Know the Difference Between Savings and Investment Plans

Financial planning for the future is diversified with various financial products. Savings and investment plans are predominant and prove beneficial in the long term. When choosing between savings and investment plans, it is important to understand the difference to maximise benefits. Let us understand what they mean and later know the differences here.

What are Savings Plans?

A savings plan for future financial needs is a way to accumulate a portion of your income regularly to make it a large corpus in the long term. With an insurance savings plan, you can benefit from receiving a life cover while ensuring guaranteed returns on maturity. You can also customise the plan based on your preference to serve your financial needs appropriately.

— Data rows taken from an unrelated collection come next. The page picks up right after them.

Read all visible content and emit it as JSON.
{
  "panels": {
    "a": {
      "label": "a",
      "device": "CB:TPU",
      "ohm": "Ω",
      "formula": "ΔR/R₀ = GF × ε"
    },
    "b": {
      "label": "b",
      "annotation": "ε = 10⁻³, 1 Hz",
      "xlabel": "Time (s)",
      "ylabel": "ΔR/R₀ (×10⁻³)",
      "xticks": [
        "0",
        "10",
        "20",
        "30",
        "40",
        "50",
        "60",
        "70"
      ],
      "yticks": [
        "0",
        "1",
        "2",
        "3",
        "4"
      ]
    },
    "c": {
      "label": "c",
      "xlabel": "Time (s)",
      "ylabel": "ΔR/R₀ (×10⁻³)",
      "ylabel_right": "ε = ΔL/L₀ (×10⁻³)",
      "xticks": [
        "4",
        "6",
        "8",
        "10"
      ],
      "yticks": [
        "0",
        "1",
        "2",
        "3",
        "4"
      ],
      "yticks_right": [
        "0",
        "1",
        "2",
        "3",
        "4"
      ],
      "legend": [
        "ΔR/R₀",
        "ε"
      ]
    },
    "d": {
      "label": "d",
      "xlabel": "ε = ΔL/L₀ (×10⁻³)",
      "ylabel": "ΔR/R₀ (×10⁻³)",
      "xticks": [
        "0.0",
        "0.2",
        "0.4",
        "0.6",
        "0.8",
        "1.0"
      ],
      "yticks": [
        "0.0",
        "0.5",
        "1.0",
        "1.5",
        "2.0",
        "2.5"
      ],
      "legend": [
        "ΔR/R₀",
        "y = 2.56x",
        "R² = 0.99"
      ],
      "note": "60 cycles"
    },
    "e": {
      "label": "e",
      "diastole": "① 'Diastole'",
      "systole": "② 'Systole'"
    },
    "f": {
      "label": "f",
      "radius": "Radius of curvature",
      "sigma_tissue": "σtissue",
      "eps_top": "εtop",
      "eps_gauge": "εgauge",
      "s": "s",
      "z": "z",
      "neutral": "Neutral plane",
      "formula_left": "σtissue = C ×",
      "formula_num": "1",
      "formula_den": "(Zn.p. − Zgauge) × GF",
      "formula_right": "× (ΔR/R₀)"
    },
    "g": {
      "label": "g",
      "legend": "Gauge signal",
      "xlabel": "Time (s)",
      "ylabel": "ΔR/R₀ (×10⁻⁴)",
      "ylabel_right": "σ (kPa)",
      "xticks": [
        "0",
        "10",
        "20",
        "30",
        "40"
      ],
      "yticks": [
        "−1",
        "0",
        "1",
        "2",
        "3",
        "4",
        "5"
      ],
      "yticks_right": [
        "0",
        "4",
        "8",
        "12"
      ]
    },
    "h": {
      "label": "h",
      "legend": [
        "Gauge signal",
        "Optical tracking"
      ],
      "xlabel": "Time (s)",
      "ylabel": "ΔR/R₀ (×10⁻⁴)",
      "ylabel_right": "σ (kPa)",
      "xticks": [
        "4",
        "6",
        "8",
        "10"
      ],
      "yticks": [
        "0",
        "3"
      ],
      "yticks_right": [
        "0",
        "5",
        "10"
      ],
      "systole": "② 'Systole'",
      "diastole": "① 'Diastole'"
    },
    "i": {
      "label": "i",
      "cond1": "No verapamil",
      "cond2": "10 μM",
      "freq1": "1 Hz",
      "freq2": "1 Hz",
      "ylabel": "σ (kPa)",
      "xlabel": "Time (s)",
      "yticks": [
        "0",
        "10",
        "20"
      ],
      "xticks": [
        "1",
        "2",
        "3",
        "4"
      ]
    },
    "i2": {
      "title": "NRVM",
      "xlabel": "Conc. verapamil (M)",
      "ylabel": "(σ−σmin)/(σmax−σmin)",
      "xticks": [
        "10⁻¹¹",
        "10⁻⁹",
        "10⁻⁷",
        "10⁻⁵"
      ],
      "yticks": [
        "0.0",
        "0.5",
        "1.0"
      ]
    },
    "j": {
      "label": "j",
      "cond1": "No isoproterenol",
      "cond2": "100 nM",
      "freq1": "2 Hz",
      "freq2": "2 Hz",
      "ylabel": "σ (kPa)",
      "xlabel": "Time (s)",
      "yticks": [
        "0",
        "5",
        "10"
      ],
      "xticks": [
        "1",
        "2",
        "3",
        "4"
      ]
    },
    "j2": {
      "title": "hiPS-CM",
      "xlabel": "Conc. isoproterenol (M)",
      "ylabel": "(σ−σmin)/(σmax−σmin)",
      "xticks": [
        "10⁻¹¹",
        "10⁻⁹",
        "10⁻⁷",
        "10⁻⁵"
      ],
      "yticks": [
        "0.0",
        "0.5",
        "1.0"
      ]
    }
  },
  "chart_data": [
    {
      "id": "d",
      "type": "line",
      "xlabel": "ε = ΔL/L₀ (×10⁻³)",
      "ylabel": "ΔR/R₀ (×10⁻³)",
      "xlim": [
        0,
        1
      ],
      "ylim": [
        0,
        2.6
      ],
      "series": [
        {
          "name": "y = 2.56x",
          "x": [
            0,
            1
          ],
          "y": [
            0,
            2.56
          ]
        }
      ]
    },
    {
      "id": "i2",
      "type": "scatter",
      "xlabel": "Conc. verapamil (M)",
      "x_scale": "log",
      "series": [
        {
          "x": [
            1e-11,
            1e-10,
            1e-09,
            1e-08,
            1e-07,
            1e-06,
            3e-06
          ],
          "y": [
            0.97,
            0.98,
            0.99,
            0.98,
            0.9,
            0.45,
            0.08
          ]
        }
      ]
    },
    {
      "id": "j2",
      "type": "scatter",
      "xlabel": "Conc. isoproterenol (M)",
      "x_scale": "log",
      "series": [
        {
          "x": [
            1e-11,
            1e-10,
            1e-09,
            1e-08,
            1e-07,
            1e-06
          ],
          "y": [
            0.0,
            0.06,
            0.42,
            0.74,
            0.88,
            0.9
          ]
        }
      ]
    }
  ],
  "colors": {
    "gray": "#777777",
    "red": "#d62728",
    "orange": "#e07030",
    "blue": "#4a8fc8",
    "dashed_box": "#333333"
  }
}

For instance, the Tata AIA life insurance plan with life cover and savings benefits offers the option to receive the guaranteed returns as a regular income for a defined income period or as an endowment benefit. Therefore, it is a safe and secure method to increase your savings.

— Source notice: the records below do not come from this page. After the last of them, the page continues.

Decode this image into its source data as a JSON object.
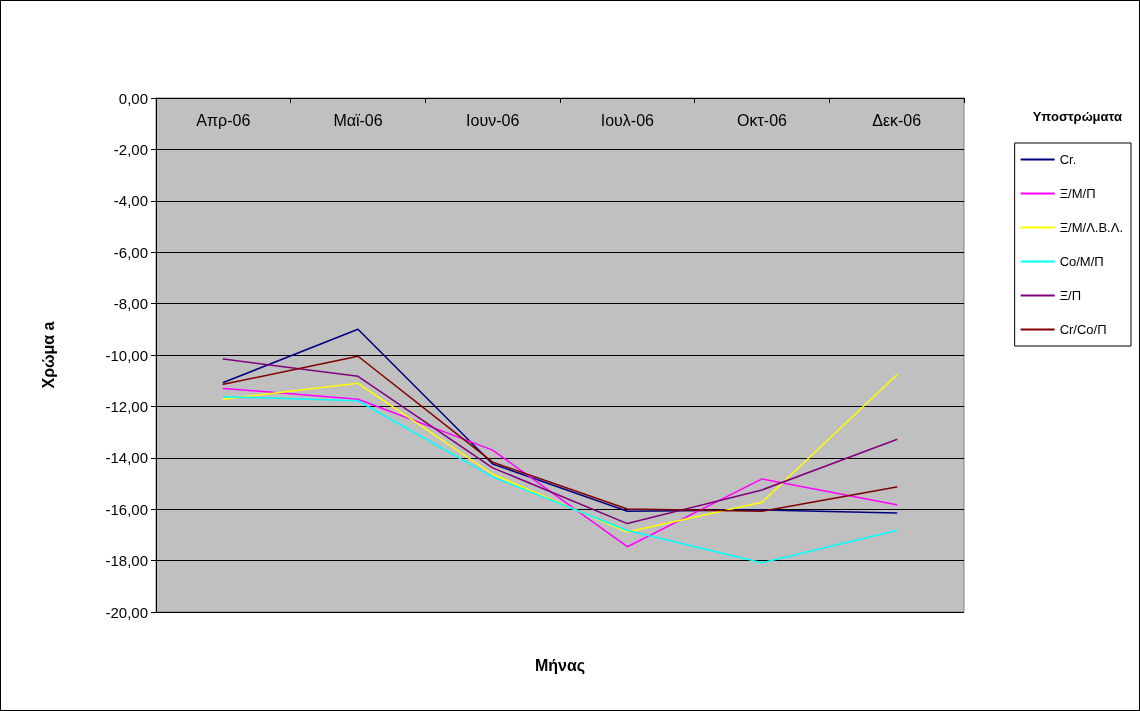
{
  "chart_data": {
    "type": "line",
    "xlabel": "Μήνας",
    "ylabel": "Χρώμα a",
    "legend_title": "Υποστρώματα",
    "categories": [
      "Απρ-06",
      "Μαϊ-06",
      "Ιουν-06",
      "Ιουλ-06",
      "Οκτ-06",
      "Δεκ-06"
    ],
    "series": [
      {
        "name": "Cr.",
        "color": "#000080",
        "values": [
          -11.07,
          -9.0,
          -14.24,
          -16.08,
          -16.03,
          -16.15
        ]
      },
      {
        "name": "Ξ/Μ/Π",
        "color": "#ff00ff",
        "values": [
          -11.3,
          -11.72,
          -13.7,
          -17.46,
          -14.82,
          -15.83
        ]
      },
      {
        "name": "Ξ/Μ/Λ.Β.Λ.",
        "color": "#ffff00",
        "values": [
          -11.72,
          -11.1,
          -14.64,
          -16.89,
          -15.73,
          -10.78
        ]
      },
      {
        "name": "Co/Μ/Π",
        "color": "#00ffff",
        "values": [
          -11.62,
          -11.78,
          -14.74,
          -16.83,
          -18.08,
          -16.83
        ]
      },
      {
        "name": "Ξ/Π",
        "color": "#800080",
        "values": [
          -10.16,
          -10.83,
          -14.39,
          -16.56,
          -15.25,
          -13.29
        ]
      },
      {
        "name": "Cr/Co/Π",
        "color": "#800000",
        "values": [
          -11.14,
          -10.05,
          -14.17,
          -15.99,
          -16.08,
          -15.14
        ]
      }
    ],
    "ylim": [
      -20,
      0
    ],
    "yticks": [
      {
        "value": -20,
        "label": "-20,00"
      },
      {
        "value": -18,
        "label": "-18,00"
      },
      {
        "value": -16,
        "label": "-16,00"
      },
      {
        "value": -14,
        "label": "-14,00"
      },
      {
        "value": -12,
        "label": "-12,00"
      },
      {
        "value": -10,
        "label": "-10,00"
      },
      {
        "value": -8,
        "label": "-8,00"
      },
      {
        "value": -6,
        "label": "-6,00"
      },
      {
        "value": -4,
        "label": "-4,00"
      },
      {
        "value": -2,
        "label": "-2,00"
      },
      {
        "value": 0,
        "label": "0,00"
      }
    ],
    "grid": "y",
    "legend": "right",
    "marker": "none",
    "line_style": "solid"
  }
}
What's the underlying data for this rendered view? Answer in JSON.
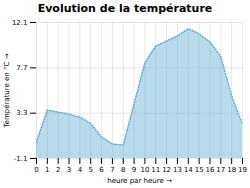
{
  "chart_data": {
    "type": "area",
    "title": "Evolution de la température",
    "x_label": "heure par heure",
    "y_label": "Température en °C",
    "x": [
      0,
      1,
      2,
      3,
      4,
      5,
      6,
      7,
      8,
      9,
      10,
      11,
      12,
      13,
      14,
      15,
      16,
      17,
      18,
      19
    ],
    "values": [
      0.5,
      3.6,
      3.4,
      3.2,
      2.9,
      2.3,
      1.0,
      0.3,
      0.2,
      4.2,
      8.2,
      9.8,
      10.3,
      10.8,
      11.5,
      11.0,
      10.2,
      8.8,
      5.0,
      2.2
    ],
    "baseline": -1.1,
    "xlim": [
      0,
      19
    ],
    "xticks": [
      0,
      1,
      2,
      3,
      4,
      5,
      6,
      7,
      8,
      9,
      10,
      11,
      12,
      13,
      14,
      15,
      16,
      17,
      18,
      19
    ],
    "ylim": [
      -1.1,
      12.1
    ],
    "yticks": [
      -1.1,
      3.3,
      7.7,
      12.1
    ],
    "color": "#60b0d0",
    "line_style": "dotted",
    "grid": true
  }
}
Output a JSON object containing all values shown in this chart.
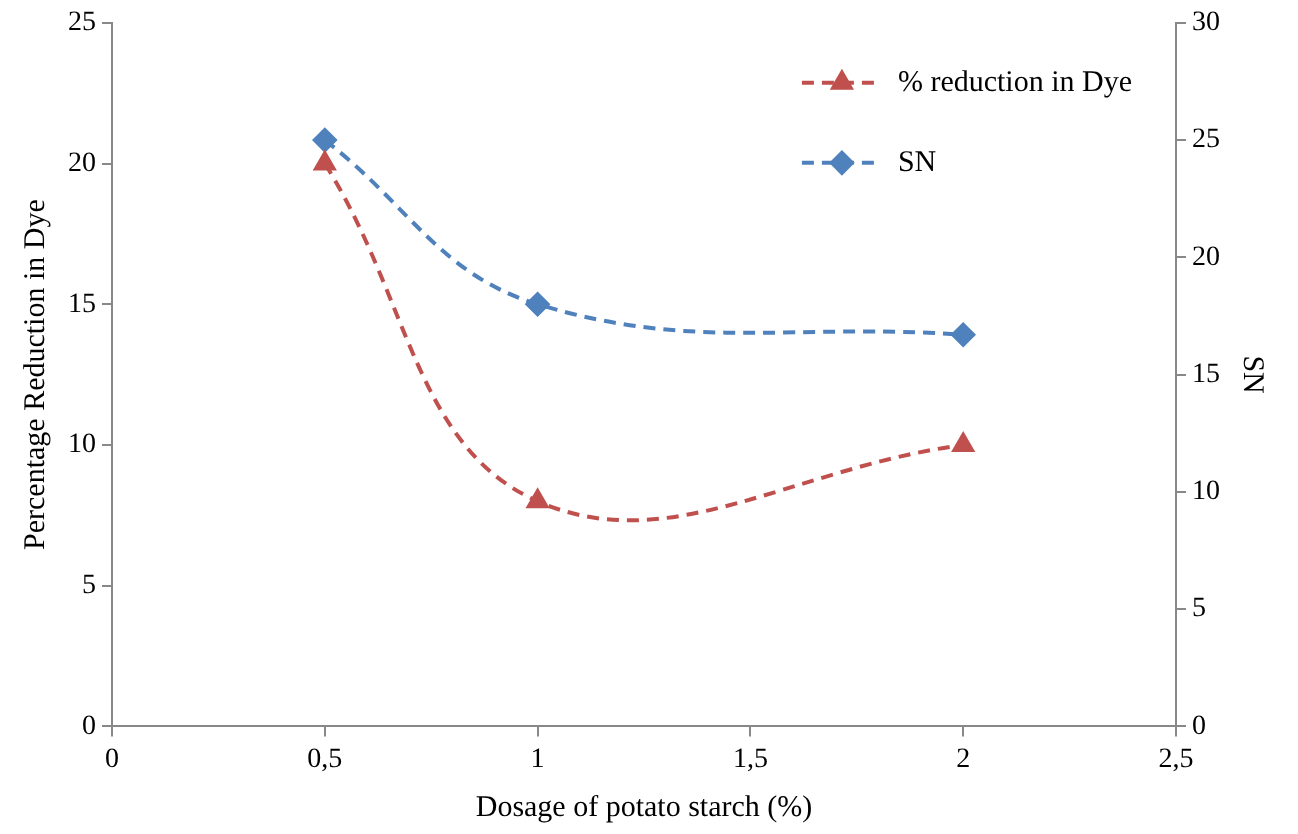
{
  "chart_data": {
    "type": "line",
    "xlabel": "Dosage of potato starch (%)",
    "ylabel": "Percentage Reduction in Dye",
    "y2label": "SN",
    "x": [
      0.5,
      1,
      2
    ],
    "series": [
      {
        "name": "% reduction in Dye",
        "color": "#c0504d",
        "values": [
          20,
          8,
          10
        ],
        "marker": "triangle",
        "line_style": "dashed"
      },
      {
        "name": "SN",
        "color": "#4f81bd",
        "values": [
          25,
          18,
          16.7
        ],
        "axis": "y2",
        "marker": "diamond",
        "line_style": "dashed"
      }
    ],
    "xlim": [
      0,
      2.5
    ],
    "xticks": [
      0,
      {
        "value": 0.5,
        "label": "0,5"
      },
      1,
      {
        "value": 1.5,
        "label": "1,5"
      },
      2,
      {
        "value": 2.5,
        "label": "2,5"
      }
    ],
    "ylim": [
      0,
      25
    ],
    "yticks": [
      0,
      5,
      10,
      15,
      20,
      25
    ],
    "y2lim": [
      0,
      30
    ],
    "y2ticks": [
      0,
      5,
      10,
      15,
      20,
      25,
      30
    ],
    "grid": false,
    "legend": "top right"
  }
}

What are Investment Plans?

Investment plans are financial products that help you invest money to create wealth for future financial needs. It can be investing in real estate, financial securities, and other similar products that appreciate capital. You have to choose the investment plans based on your risk profile to secure your returns. Also, you can combine investment and life cover in a single life insurance policy such as ULIPs.

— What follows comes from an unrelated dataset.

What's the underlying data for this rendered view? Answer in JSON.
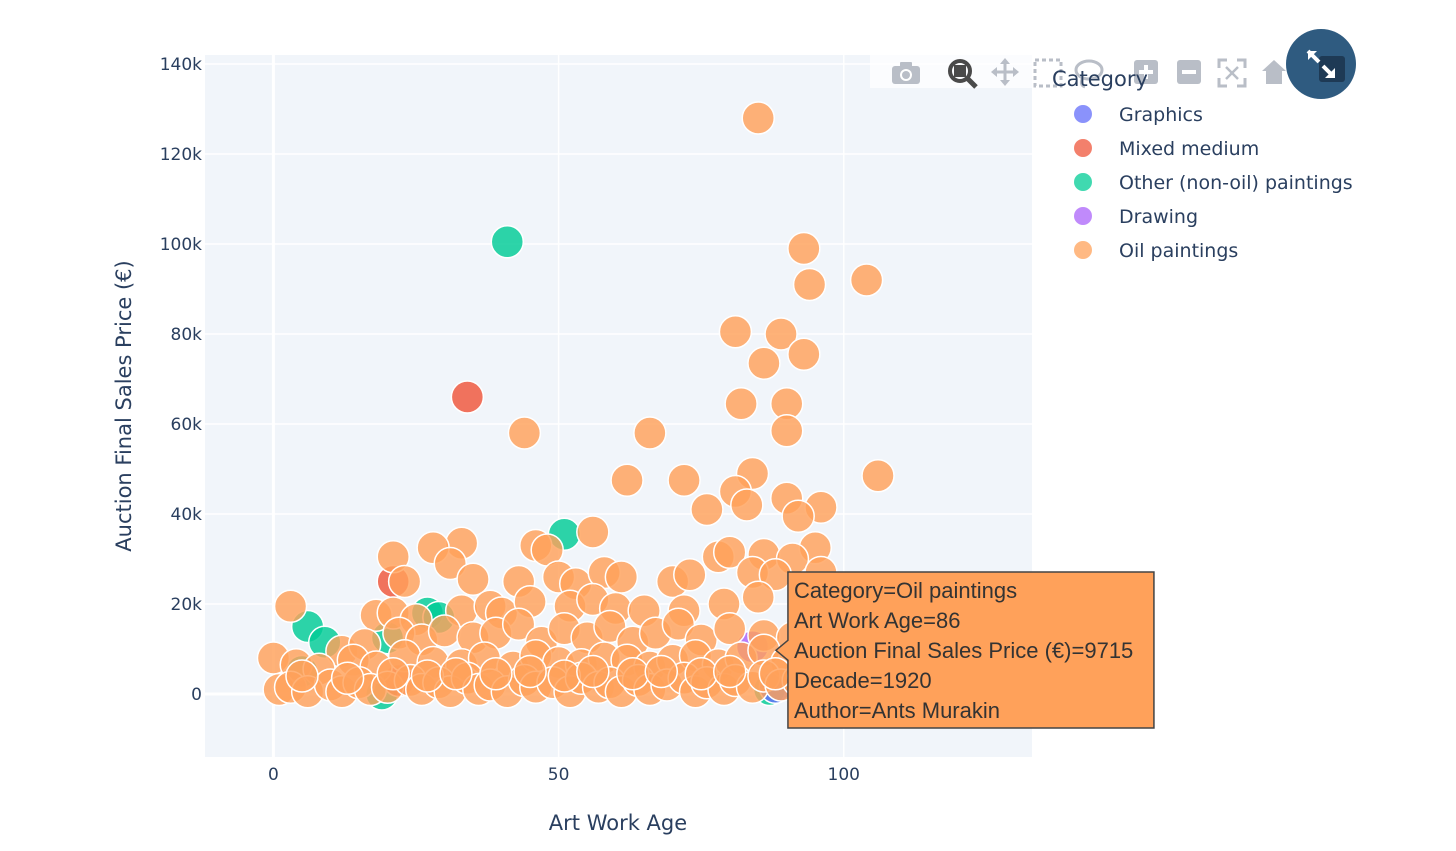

Saving vs Investment Plans

Understanding the difference between savings and investment plans help you make smart financial decisions in life. Here are a few factors to help them distinguish better.

  1. Purpose – Purpose is another important factor that helps you identify the right financial product for your financial needs. If you want to secure a portion of your income safely for your future financial needs or defined money goals, you can choose a savings plan in India. On the other hand, choose an investment solution if you intend to appreciate your capital for future financial needs and can afford to take a quantifiable risk.
  2. Risk – Savings and investment plans differ based on the risk involved in the financial product. Insurance savings plans are highly secure as they reserve your savings in the long term to provide it as a guaranteed return on maturity while providing a life cover. If you have parked your funds in a savings plan, you can stay peaceful without monitoring the risk factors that affect your fund value.

On the other hand, as investment plans are based on market movements, it involves a huge amount of risk. However, you can secure your money by investing based on your conservative or aggressive risk appetite. With adequate knowledge and experience, you can appreciate your capital by choosing the right products based on your income and future financial needs.

  1. Liquidity – Liquidity is an important factor that determines the purpose of your financial assets. As the amount in your savings plan gets added periodically, you can open it to receive the saved funds accumulated for an emergency or other purposes.

However, as investment plans are based on external social, economic and political factors that affect the market price movements, the invested fund may vary in value, either increased or decreased. Therefore, while you have the flexibility to take out money from your savings and investment plans based on the product features, it is always advised not to do so to help your fund increase in value in the long term.


Savings and investment plans have distinct policy features. First, understand the difference between savings and investment to know the right solution for your requirements. Second, evaluate your steady flow of income and future financial commitments and then choose the right product for your financial needs. And, to maximise the benefits, stay invested in your savings or investment plans in the long term!